Was wird die Regierung im nächsten Jahr dagegen tun, nachdem sie sich selbst in eine „Catch-22“-Situation manövriert hat? Wertet sie den völlig überbewerteten Bolívar (s.u.) ab, so schnellen die Inflationsraten erst einmal weiter nach oben. Tut sie das nicht und verschärft sie die Wechselkurskontrollen, werden die Produktknappheiten unweigerlich zunehmen. Was immer sie auch tut, sie wird damit keine Sympathien bei der Bevölkerung gewinnen.
Wechselkursentwicklung
Ende November kostete der USD zum offiziellen Kurs nach wie vor VEB 2.150. Zum Tageskurs (USD/EUR) vom 30.11.2007 wäre für einen EURO zum offiziellen Kurs demnach VEB 3.139 zu entrichten gewesen.
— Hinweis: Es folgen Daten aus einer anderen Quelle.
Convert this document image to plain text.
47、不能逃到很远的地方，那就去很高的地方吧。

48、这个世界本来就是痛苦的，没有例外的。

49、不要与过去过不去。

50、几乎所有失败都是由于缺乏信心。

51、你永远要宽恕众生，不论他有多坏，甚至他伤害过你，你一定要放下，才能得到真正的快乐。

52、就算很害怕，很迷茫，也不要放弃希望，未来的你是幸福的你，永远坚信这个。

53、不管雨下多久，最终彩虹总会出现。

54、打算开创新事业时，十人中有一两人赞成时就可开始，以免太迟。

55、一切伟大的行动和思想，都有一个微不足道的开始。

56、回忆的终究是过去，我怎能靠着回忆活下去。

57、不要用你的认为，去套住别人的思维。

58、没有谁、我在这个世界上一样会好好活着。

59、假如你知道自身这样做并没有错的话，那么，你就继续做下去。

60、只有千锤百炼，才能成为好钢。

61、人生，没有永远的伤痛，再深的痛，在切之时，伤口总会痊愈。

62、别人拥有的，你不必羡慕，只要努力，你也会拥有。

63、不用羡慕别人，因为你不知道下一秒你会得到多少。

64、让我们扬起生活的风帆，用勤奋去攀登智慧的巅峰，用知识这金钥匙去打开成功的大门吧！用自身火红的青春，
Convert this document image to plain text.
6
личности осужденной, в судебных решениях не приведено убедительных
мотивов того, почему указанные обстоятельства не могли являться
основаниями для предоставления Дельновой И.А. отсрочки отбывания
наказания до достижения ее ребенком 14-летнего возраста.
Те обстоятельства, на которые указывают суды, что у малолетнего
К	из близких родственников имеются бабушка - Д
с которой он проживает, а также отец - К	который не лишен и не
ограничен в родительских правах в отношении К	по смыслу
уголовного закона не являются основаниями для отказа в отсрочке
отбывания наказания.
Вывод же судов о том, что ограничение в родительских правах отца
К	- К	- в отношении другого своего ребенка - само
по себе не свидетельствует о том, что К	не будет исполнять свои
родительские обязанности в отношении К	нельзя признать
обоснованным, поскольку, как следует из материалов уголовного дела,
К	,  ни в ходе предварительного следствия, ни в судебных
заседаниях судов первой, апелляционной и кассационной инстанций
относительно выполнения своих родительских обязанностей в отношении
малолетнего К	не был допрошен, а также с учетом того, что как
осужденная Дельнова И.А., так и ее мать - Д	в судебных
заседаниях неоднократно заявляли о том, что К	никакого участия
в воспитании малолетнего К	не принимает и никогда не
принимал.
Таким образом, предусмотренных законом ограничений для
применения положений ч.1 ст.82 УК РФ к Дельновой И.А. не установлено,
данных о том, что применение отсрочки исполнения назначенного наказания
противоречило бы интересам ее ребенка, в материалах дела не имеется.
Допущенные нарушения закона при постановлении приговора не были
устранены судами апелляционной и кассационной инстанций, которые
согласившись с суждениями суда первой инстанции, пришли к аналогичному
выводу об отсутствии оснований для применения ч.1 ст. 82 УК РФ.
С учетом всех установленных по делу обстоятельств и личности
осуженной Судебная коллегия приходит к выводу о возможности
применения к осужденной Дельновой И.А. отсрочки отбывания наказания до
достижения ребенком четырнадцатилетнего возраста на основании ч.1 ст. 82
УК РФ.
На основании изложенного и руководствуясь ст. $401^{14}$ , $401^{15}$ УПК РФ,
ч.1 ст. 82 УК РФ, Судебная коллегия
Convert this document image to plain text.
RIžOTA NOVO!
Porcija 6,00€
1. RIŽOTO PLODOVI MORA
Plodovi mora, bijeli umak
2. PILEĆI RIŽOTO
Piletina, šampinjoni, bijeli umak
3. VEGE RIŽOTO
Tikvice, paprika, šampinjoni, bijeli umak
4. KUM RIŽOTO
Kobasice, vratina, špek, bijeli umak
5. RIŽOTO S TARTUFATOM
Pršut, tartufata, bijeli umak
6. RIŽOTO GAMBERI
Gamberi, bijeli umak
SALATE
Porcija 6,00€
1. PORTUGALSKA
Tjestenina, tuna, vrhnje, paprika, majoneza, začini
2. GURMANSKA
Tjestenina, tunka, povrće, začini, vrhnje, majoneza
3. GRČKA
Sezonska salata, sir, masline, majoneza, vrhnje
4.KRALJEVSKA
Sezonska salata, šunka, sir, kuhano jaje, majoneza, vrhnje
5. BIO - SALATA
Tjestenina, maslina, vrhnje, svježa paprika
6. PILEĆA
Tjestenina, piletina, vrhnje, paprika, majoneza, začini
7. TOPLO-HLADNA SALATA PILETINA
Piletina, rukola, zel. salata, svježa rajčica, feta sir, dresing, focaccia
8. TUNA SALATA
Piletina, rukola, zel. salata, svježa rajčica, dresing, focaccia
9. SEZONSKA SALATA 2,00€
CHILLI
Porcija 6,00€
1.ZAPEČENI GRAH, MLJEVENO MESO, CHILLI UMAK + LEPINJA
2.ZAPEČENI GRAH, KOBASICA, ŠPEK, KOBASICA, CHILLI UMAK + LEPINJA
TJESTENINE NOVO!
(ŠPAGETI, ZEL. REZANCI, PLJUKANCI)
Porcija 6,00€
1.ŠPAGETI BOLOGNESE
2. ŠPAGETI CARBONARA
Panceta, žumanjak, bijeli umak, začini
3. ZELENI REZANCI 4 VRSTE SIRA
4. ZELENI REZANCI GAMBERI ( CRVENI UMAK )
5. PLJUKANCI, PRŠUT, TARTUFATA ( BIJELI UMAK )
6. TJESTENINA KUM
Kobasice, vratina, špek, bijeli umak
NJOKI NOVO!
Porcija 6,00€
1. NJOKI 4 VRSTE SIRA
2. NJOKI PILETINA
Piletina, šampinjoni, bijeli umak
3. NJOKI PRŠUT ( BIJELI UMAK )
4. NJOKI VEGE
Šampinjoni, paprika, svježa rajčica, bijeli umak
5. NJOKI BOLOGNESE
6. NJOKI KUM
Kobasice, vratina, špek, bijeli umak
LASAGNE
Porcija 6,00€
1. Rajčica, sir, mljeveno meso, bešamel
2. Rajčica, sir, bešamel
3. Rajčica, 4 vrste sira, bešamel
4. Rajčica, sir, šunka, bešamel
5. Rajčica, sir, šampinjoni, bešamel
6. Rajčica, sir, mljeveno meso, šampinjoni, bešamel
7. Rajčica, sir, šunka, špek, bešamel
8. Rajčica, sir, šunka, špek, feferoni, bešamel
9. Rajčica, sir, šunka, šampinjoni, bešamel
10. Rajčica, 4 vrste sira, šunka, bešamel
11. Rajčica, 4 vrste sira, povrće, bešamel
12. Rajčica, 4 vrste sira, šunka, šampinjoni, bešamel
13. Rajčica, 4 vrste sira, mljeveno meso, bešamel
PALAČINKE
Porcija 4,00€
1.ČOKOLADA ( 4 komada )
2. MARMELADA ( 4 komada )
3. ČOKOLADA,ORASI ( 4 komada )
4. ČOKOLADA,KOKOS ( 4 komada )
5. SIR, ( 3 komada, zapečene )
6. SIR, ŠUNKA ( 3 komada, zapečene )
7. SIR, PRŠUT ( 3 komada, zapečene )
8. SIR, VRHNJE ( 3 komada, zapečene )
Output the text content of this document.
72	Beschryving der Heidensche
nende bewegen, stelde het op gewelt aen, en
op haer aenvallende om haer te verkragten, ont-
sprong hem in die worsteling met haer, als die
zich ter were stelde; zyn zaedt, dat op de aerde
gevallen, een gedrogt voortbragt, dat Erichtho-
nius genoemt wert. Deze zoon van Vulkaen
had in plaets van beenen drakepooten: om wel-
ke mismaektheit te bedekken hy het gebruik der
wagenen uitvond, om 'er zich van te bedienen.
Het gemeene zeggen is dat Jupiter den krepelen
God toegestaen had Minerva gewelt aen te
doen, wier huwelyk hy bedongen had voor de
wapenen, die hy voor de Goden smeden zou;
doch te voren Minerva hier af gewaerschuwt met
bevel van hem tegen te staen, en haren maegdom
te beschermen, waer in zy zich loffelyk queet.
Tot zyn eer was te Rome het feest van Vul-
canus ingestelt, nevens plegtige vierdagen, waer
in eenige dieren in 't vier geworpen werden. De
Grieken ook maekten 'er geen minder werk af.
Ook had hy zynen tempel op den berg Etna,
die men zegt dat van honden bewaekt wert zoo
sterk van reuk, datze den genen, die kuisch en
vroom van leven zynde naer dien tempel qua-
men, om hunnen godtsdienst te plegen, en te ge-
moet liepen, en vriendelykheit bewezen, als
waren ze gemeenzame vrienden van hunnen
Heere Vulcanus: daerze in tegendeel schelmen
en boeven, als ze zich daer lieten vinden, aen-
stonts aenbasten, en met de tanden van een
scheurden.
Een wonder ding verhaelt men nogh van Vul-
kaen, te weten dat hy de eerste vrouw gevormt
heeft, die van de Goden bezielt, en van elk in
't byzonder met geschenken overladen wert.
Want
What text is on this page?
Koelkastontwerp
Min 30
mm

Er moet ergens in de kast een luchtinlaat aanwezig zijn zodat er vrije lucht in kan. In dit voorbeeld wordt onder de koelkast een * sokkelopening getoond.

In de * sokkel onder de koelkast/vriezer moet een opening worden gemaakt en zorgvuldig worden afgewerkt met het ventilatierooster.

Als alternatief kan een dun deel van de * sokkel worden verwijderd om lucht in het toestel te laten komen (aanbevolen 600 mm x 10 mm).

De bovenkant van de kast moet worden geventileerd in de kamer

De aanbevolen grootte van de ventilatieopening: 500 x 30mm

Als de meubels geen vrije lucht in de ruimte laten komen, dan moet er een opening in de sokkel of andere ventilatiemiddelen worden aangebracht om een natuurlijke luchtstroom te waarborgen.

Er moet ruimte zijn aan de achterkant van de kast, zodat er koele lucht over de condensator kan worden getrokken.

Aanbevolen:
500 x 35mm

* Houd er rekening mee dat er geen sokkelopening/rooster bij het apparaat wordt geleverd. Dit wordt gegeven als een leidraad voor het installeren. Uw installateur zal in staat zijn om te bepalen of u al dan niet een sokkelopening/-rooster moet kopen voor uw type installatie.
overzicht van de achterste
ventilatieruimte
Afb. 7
Auf dem Parallelmarkt lagen die jeweiligen Tauschraten bei VEB 6.050 bzw. 9.833, also um 77,9 bzw. 96,7% über den zum Jahresende 2006 registrierten Werten (s. nachstehende Tabelle).
Verschiedene Importeure und andere Unternehmen berichten, dass sie für ihre Einfuhren von Cadivi seit ca. 120 Tagen keine Devisen zum offiziellen Kurs mehr erhalten haben. Ausgehend von dem diesjährigen Importvolumen kann der Rückstau von Cadivi-Zahlungen deshalb momentan auf rund 15 Mrd. USD geschätzt werden. Für Gewinnrückführungen von Auslandsinvestoren wurden teilweise seit 24 Monaten keine Devisen mehr zum offiziellen Kurs zugeteilt.